初始熵$S_0$ = $- \frac{4}{7} \log_2 \frac{4}{7} - \frac{3}{7} \log_2 \frac{3}{7} \approx 0.985$
如果按照"Looks_handsome"特征划分:
- 左组(handsome):4个样本(3正1负) $S_1 \approx 0.811$
- 右组(非handsome):3个样本(1正2负) $S_2 \approx 0.918$
信息增益$IG = S_0 - (\frac{4}{7}S_1 + \frac{3}{7}S_2) \approx 0.985 - 0.857 = 0.128$
使用sklearn构建决策树
from sklearn.tree import DecisionTreeClassifier
# 创建决策树模型,设置最大深度为3
tree = DecisionTreeClassifier(max_depth=3, random_state=17)

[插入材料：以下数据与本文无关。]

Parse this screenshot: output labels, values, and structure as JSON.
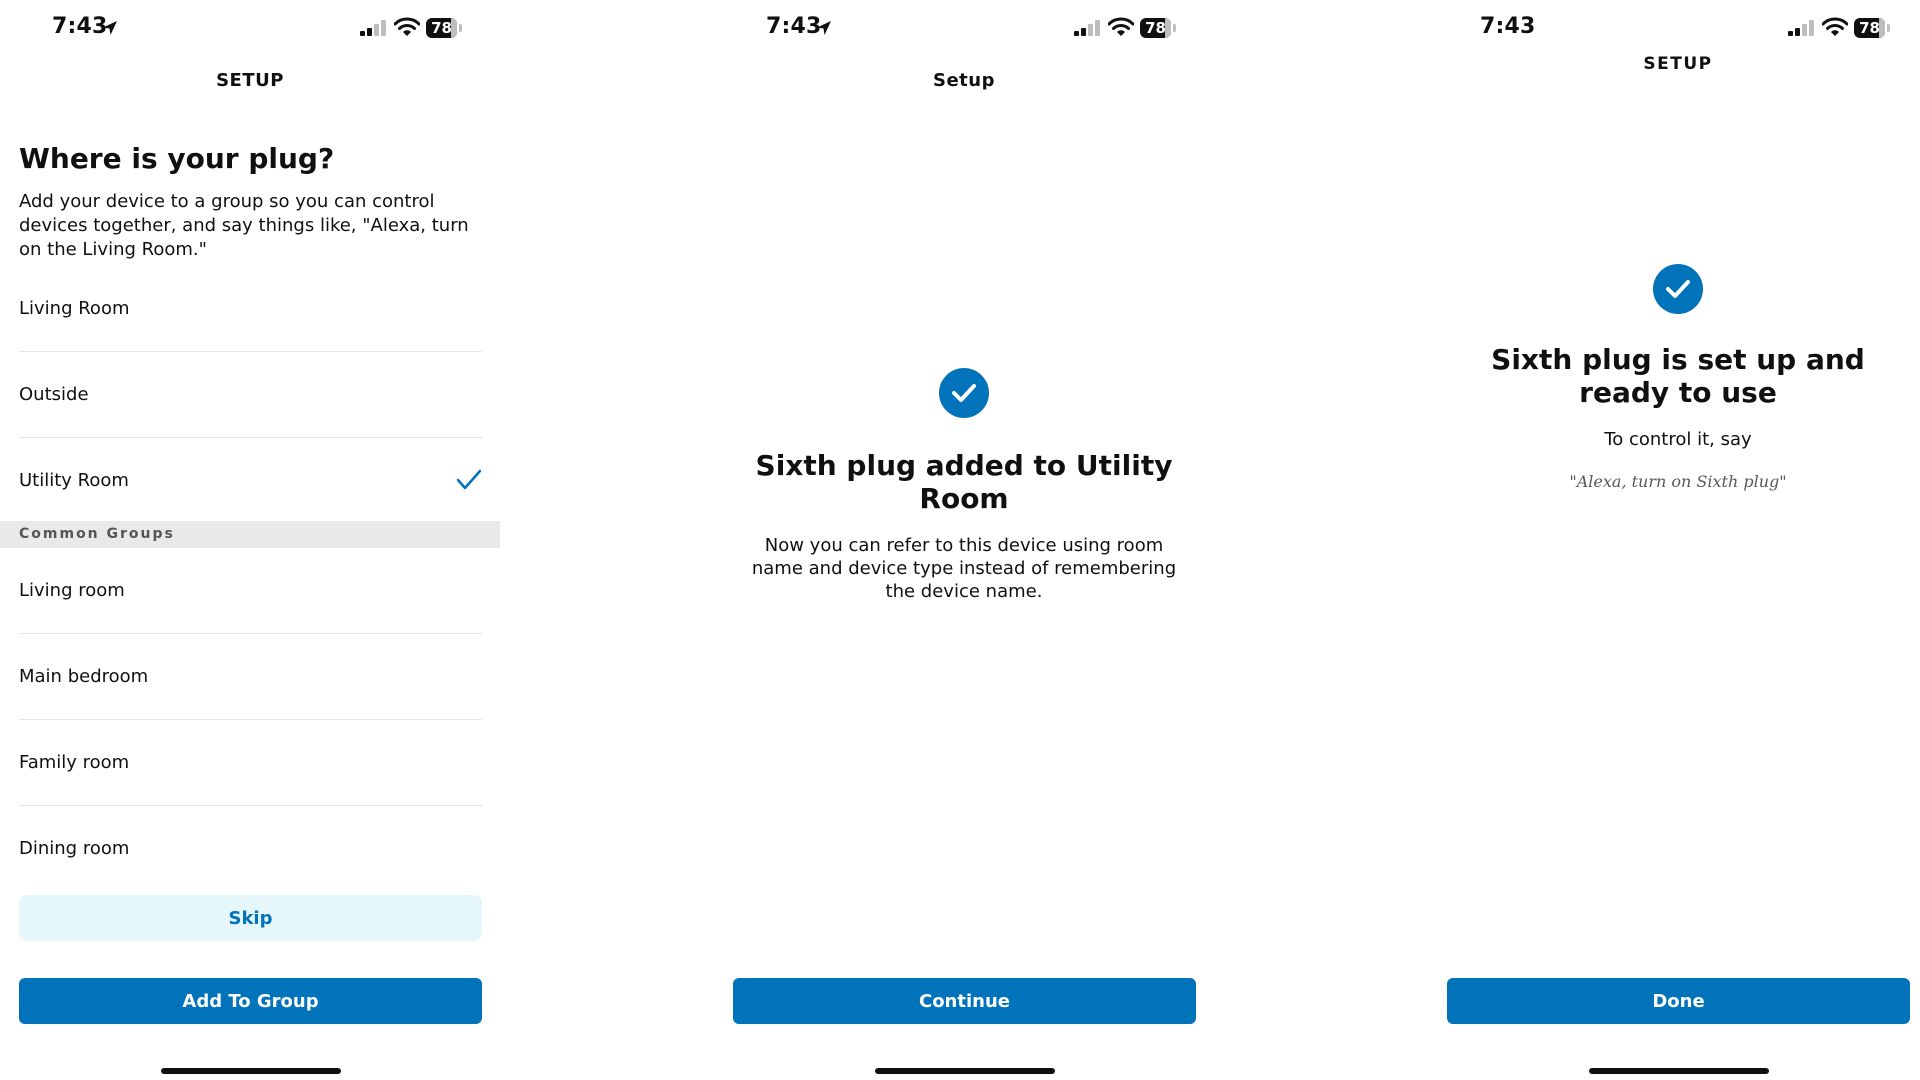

tree.fit(df_train.drop('Will_go', axis=1), df_train['Will_go'])
第二部分:熵和信息增益的函数实现
为了更深入理解决策树的工作原理,我们实现计算熵和信息增益的函数:
def entropy(a_list):
"""计算给定列表的熵"""
counts = np.bincount(a_list)
probs = counts / len(a_list)
return -np.sum([p * np.log2(p) for p in probs if p > 0])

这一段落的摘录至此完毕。